Plant of the Week ~ Wisteria sinensis (Chinese Wisteria)

Wisteria sinensis botanical art
Wisteria sinensis botanical art

Welcome to another plant of the week post. This week we are taking a peek at the beautiful Wisteria. This attractive, deciduous climber produces lightly fragrant, purple flowers in spring, with lush green foliage to follow and typical legume seed pods developing in late summer to early autumn. Wisteria grows by twining its stems around other plants in an anti-clockwise direction. They will also grow this way up other supportive structures, such as pergolas. Though it is slow to establish and can take several years before flowering, the beautiful blooms are well worth the wait.


Wisteria sinensis climbing a pergola
Wisteria sinensis climbing a pergola

Wisteria enjoys fertile, moist but well-drained soil in a sunny, preferably south or south-west facing position. It will also do well in partial shade, however be sure to grow the plant in a position sheltered from early morning sun, frosty mornings and cold winds. In alkaline soils Wisteria can become chlorotic so if you know your soil is alkaline, growing this plant should be avoided.

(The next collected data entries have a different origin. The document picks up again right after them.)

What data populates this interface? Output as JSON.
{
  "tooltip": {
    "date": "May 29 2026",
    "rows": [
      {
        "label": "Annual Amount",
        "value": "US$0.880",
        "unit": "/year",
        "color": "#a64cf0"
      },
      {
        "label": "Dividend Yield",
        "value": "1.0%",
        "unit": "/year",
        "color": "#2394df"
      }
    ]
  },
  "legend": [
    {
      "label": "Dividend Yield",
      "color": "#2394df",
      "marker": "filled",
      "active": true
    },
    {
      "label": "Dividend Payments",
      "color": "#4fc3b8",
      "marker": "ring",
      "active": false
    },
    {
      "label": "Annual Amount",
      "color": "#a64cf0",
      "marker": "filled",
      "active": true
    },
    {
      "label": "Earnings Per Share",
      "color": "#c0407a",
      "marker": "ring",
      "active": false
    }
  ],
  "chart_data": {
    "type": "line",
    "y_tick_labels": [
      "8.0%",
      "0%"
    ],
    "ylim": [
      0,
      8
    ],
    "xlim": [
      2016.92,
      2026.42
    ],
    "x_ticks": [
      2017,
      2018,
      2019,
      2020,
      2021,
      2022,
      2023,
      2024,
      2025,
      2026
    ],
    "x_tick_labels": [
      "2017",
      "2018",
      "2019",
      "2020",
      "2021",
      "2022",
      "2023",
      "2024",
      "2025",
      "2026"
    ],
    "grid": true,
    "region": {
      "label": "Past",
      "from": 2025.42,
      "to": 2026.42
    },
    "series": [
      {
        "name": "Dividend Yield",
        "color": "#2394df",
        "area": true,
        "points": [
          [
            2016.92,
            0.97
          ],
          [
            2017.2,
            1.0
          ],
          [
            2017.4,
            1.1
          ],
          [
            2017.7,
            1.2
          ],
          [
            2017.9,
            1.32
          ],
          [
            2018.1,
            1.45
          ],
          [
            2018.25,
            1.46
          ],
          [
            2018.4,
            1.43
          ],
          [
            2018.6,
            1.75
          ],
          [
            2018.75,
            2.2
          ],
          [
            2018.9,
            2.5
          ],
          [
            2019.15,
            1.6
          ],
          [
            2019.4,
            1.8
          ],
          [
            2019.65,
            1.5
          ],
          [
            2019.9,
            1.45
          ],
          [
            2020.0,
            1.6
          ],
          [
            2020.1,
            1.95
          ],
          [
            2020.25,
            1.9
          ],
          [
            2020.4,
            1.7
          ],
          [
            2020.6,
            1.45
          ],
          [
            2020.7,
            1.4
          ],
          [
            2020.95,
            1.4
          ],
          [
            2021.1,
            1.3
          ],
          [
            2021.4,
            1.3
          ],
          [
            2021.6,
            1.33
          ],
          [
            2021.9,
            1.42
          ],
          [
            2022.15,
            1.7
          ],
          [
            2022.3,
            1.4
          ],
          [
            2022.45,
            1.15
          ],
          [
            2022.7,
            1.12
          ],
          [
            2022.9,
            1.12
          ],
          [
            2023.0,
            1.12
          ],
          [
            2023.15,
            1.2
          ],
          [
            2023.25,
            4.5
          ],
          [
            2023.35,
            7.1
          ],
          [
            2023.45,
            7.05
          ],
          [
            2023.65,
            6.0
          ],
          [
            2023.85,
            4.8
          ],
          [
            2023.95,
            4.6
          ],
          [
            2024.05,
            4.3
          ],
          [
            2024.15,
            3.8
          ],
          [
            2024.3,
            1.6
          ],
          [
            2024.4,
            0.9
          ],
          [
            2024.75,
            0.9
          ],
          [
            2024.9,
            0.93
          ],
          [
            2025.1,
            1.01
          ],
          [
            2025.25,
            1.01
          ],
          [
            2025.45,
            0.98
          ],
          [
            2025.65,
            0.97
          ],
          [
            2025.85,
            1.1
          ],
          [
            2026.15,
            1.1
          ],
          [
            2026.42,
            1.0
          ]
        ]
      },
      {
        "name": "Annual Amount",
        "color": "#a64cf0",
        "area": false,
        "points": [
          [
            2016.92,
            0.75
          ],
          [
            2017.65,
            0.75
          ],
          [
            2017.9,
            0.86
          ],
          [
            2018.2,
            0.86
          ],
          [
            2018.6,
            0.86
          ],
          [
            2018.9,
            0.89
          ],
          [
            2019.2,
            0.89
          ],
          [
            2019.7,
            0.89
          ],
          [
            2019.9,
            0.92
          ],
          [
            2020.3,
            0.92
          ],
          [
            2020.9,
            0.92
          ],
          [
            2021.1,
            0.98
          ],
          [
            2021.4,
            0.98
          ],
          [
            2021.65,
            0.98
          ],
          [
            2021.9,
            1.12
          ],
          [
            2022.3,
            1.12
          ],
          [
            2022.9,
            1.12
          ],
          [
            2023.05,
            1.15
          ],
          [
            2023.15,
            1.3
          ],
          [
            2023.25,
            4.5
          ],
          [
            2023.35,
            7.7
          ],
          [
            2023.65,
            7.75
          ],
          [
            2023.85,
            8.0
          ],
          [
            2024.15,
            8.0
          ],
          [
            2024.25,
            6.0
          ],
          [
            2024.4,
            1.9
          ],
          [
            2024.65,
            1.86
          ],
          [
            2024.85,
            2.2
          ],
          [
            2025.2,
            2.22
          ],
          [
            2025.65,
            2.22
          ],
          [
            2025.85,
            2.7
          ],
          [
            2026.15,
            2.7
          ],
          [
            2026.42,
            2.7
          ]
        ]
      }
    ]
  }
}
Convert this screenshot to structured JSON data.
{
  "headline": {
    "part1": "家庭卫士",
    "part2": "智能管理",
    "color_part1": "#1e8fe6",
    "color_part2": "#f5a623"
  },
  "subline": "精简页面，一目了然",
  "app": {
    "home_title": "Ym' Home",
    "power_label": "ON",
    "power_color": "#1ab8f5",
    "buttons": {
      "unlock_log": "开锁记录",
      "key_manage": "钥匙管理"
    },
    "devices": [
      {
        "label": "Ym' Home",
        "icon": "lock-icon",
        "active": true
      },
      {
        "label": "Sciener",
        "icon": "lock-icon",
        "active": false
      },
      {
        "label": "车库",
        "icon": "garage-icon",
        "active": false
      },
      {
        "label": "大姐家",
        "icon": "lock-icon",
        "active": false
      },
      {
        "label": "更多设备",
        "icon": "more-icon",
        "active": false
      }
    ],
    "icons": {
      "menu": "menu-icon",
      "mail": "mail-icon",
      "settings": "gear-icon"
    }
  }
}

For those who may be unaware, chlorosis is a condition that prevents leaves from producing enough chlorophyll (the green pigments in plants that absorb sunlight in order to create energy to fuel plant processes and growth). Not only is this detrimental to the overall health of the plant, it also results in pale, yellow to yellow-white foliage, making the plant look rather sickly and unattractive.


Wisteria is very tolerant of pruning and can fully regenerate from old wood. When pruning, if you are wanting to remove excess side branches, be sure to leave 2 – 3 leaves on a branch as this will encourage the growth of flower spurs. If you are planning to perform any drastic pruning, do so immediately after flowering in spring.

Nitrogen Fixation

Vicia sepium root nodules
Vicia sepium root nodules

Like all members of the pea family (Fabaceae), Wisteria plants have a symbiotic relationship with certain bacteria within the soil which form nodules on the plants roots and convert atmospheric nitrogen into a form which can be absorbed by plants. Other plants growing nearby can benefit from this nitrogen fixation so be sure to carefully consider what plants you will grow in the vicinity of Wisteria.

Wildlife Gardening

Bumblebee feeding from Wisteria sinensis - A. Muiña, FLICKR
Bumblebee feeding from Wisteria sinensisA. Muiña, FLICKR

Not only is Wisteria great for hiding hideous walls and fences it is also a great plant for wildlife. Whether it is providing shelter for birds and insects or feeding bees with the nutrient rich nectar and pollen in it’s flowers, wildlife will make great use of this plant within your garden.